Но на тех же заводах уже трудились мастера, квалифицированные рабочие. Они получали достойную оплату и совсем иначе относились к труду. В 2007 г. в Ижевске открыли памятник кафтанщикам, причем образы взяли реальные – со старинных групповых фотографий оружейников.
Этот же дух частично сохранился до нашего времени. Гордость настоящего мастера проявляется в трудовой этике сотрудников предприятий, с которыми мне приходилось общаться. Гордость, идущая от ремесленников, прошла через защиту заводов от бунтовщиков и через вековые традиции. И она влияла на все: мне рассказывали, что еще совсем недавно работа на их заводах строилась с поправкой на квалификацию. Самые умелые рабочие выбирали нетрудоемкие, несложные в изготовлении, а потому дорогие детали. Они делали две-три таких, чем отрабатывали норму, и уходили домой. Иногда они справлялись за час или чуть дольше. А остальную, менее квалифицированную работу они делать отказывались – считали недостойным себя. И это явные отголоски времен, когда «настоящий мастер» занимается тонкой работой, а для всего остального существовали «крепостные, неквалифицированные и бесправные». Ломать этот настрой новым владельцам приходилось в 1990-е, даже не советские годы.
Сезонные рабочие и индустриализация
В столичном Лермонтовском сквере есть скульптура, прозванная в народе «Памятник гастарбайтеру». Она напоминает о существовавшем в начале XX в.
Сезонные рабочие в России были всегда, это тоже часть нашей истории. Известный сюжет классической русской литературы – крестьяне просят барина, чтобы он отпустил их на заработки. Или насовсем перевел с барщины на оброк, на который они будут зарабатывать на стороне. Причем наиболее предприимчивые крестьяне могли разбогатеть разными промыслами. Можно сказать, они фактически становились капиталистами и часто выкупали на свободу себя и родных – даже в моей семейной истории есть такой эпизод.
Все изменила индустриальная революция, которая сначала шла на зачаточном уровне, а после победы советской власти – очень высокими темпами. Заработала государственная программа индустриализации, она включала тотальную промышленную революцию, электрификацию и многие другие общероссийские проекты. Она выплеснула в города колоссальное количество новых работников из деревень: через раскулачивание, голод, «комсомольские призывы» и прочие далеко не всегда добровольные форматы.
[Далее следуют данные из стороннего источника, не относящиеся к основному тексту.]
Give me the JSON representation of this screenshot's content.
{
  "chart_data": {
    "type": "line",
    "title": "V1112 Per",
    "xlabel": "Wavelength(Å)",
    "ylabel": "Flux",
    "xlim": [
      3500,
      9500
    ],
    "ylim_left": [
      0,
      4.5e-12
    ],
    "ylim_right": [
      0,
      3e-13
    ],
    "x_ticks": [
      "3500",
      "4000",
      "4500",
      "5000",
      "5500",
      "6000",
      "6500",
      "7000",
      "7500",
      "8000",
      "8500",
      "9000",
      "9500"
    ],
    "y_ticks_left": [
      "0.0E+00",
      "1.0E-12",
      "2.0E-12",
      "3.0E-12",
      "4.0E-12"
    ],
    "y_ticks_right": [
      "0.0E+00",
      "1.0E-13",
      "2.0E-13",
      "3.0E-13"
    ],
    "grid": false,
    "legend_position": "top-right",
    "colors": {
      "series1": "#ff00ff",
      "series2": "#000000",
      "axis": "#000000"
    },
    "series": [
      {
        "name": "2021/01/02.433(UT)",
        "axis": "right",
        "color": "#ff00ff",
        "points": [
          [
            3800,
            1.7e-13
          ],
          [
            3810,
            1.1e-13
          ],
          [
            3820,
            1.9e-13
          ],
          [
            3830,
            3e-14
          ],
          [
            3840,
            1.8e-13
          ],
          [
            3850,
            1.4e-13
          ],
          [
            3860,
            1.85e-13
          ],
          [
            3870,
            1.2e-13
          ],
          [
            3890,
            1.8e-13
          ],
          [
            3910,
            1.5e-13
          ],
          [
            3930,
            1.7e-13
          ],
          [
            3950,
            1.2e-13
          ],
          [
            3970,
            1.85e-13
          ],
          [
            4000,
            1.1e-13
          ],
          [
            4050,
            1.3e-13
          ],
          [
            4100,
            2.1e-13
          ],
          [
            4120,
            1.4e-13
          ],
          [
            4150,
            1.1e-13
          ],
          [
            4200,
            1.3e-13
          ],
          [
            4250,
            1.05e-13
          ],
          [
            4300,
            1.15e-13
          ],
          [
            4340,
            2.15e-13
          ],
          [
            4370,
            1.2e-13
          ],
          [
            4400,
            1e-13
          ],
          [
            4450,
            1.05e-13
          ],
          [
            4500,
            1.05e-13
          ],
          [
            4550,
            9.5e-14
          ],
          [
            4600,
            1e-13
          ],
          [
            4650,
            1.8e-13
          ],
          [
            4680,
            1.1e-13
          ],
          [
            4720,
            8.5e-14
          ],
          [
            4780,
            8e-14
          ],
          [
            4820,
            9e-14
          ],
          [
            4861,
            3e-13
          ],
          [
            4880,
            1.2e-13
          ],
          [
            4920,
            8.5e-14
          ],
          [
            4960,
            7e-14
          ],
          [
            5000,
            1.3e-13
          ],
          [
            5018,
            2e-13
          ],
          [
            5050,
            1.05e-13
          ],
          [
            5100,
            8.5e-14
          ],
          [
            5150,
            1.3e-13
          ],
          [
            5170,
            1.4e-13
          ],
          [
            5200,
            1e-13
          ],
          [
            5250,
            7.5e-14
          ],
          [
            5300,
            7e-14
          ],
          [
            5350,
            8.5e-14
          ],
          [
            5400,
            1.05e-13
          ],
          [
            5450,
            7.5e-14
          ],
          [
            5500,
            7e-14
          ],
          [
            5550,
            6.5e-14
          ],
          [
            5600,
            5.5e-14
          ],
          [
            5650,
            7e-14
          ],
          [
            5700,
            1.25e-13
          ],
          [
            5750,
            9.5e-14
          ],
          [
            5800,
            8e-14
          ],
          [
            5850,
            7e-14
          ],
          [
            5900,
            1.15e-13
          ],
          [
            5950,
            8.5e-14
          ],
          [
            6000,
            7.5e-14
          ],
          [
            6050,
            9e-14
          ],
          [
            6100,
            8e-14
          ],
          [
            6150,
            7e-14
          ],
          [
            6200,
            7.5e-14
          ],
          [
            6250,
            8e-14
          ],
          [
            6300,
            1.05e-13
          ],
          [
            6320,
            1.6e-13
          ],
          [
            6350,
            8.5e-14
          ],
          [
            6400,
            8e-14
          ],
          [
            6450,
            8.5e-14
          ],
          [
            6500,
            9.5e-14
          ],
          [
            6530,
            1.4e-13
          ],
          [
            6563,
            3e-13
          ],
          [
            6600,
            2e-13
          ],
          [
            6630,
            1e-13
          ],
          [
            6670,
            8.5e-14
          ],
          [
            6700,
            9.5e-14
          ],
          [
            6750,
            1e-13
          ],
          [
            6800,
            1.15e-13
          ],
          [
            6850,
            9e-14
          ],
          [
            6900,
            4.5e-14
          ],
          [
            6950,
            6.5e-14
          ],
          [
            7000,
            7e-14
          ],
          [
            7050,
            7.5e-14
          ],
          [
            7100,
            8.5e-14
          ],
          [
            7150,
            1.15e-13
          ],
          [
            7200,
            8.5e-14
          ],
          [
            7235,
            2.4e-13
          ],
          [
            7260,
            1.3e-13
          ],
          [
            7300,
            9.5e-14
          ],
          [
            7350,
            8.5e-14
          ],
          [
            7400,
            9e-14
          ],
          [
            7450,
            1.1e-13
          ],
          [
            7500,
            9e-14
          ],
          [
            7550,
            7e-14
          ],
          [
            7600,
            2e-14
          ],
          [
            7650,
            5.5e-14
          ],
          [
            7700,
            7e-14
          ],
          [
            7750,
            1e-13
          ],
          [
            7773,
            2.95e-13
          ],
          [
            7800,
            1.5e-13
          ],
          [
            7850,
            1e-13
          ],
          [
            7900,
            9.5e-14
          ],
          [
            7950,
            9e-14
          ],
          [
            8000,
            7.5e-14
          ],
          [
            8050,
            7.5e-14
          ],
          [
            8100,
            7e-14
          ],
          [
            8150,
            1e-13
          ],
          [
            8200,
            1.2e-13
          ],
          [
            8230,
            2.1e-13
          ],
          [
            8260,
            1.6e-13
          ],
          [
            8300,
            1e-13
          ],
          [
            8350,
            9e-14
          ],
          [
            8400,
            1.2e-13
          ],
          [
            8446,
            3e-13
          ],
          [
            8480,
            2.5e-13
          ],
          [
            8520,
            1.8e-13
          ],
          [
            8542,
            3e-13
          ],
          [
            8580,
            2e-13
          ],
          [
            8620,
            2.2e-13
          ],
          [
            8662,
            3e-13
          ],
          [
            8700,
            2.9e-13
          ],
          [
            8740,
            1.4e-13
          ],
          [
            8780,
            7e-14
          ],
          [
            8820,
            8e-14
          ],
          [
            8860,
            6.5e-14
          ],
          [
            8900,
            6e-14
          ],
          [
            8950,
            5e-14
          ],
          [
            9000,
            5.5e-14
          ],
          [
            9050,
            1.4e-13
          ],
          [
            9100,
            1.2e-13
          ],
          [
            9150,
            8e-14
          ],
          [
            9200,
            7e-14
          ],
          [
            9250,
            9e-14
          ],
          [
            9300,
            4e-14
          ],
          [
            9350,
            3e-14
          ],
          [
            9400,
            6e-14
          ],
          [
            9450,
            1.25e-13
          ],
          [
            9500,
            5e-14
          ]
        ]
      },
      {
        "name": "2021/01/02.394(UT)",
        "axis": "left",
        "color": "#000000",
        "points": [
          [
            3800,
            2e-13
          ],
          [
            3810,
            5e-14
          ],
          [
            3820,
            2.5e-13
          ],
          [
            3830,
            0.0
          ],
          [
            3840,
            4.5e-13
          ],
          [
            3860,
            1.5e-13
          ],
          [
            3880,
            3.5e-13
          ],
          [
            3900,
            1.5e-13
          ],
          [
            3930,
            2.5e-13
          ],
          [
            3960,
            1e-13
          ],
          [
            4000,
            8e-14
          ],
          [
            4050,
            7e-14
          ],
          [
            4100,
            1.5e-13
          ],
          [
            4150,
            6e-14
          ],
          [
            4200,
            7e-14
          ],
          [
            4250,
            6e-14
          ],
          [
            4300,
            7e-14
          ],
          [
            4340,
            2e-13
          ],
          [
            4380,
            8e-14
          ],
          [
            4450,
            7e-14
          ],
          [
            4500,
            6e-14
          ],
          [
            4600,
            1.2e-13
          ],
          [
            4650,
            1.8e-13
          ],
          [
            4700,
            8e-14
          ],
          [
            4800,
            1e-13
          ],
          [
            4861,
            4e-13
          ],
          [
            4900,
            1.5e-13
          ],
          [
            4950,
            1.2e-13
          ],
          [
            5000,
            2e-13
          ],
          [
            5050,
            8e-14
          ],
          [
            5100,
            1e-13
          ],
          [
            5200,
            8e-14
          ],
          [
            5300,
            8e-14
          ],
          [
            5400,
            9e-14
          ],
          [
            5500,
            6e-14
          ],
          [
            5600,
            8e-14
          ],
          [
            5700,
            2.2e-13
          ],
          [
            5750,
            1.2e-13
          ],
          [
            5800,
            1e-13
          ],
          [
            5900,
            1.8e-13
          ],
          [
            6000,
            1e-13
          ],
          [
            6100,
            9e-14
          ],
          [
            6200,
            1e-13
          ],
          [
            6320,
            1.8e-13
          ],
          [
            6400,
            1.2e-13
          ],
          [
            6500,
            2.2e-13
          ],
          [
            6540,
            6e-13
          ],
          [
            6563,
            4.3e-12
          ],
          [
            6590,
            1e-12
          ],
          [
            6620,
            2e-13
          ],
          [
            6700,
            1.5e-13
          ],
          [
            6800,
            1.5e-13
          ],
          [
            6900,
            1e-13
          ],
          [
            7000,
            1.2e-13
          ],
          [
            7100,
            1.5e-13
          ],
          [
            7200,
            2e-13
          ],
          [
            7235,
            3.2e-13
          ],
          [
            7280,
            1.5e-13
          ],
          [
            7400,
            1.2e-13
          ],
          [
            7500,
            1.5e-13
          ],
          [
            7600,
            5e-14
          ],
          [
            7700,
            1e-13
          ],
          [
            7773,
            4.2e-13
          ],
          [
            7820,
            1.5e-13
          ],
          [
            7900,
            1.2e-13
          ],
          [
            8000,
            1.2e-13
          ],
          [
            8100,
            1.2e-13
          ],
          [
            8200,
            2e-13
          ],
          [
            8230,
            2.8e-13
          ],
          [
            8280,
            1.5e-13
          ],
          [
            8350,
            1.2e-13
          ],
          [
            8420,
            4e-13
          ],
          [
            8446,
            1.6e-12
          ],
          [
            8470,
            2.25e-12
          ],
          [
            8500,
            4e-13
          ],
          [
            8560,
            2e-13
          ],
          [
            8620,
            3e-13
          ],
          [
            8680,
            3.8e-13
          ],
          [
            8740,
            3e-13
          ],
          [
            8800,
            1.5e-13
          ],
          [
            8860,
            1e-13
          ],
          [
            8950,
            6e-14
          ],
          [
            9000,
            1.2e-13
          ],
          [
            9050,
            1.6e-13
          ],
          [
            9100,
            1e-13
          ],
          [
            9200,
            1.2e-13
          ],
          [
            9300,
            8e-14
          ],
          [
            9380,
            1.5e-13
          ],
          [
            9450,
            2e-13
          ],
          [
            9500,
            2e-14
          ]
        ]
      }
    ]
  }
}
В этот период российская трудовая индустриальная культура фактически создавалась заново: поток крестьян в город был настолько мощным, что прежняя городская культура в нем буквально растворилась. Для советской власти это был серьезный вызов, поэтому для поддержания дисциплины она часто шла на крайне жесткие меры. Например, за опоздание на работу могли осудить и отправить на поселение.
Одна из причин такой жестокости властей заключалась в сложности задачи. Опоздания новых рабочих были тотальными, у них еще не сложилась привычка приходить на работу вовремя. Как и не было пока городской дисциплины: на улицах стало много хулиганства и мелких преступлений. Власть и общество преодолевали эти барьеры мерами и жесткими, и мягкими, пока не сложилась общая идентичность жителей городов.
Советское двоемыслие и культура несунов
«Освобожденный труд», который декларировала советская власть, остался лишь на бумаге. Труд по-прежнему был отчужденным – только теперь в пользу государства, а не помещика или капиталиста. И как ни старалась пропаганда убедить граждан, что они работают на себя, подавляющее большинство прекрасно понимало, что это не так.
В 1960–1970-х гг. это противоречие лозунгов и реальности вылилось в повсеместное двоемыслие: «говорим одно, делаем другое». Снижение лояльности к предприятиям и разрушение трудовой этики породило необычное явление – культуру несунов. Работники промышленных предприятий и колхозов уносили домой все: продукцию, сырье, инструменты. И воспринимали это не как воровство, а как некую компенсацию, дополнение к низкой плате за свой труд.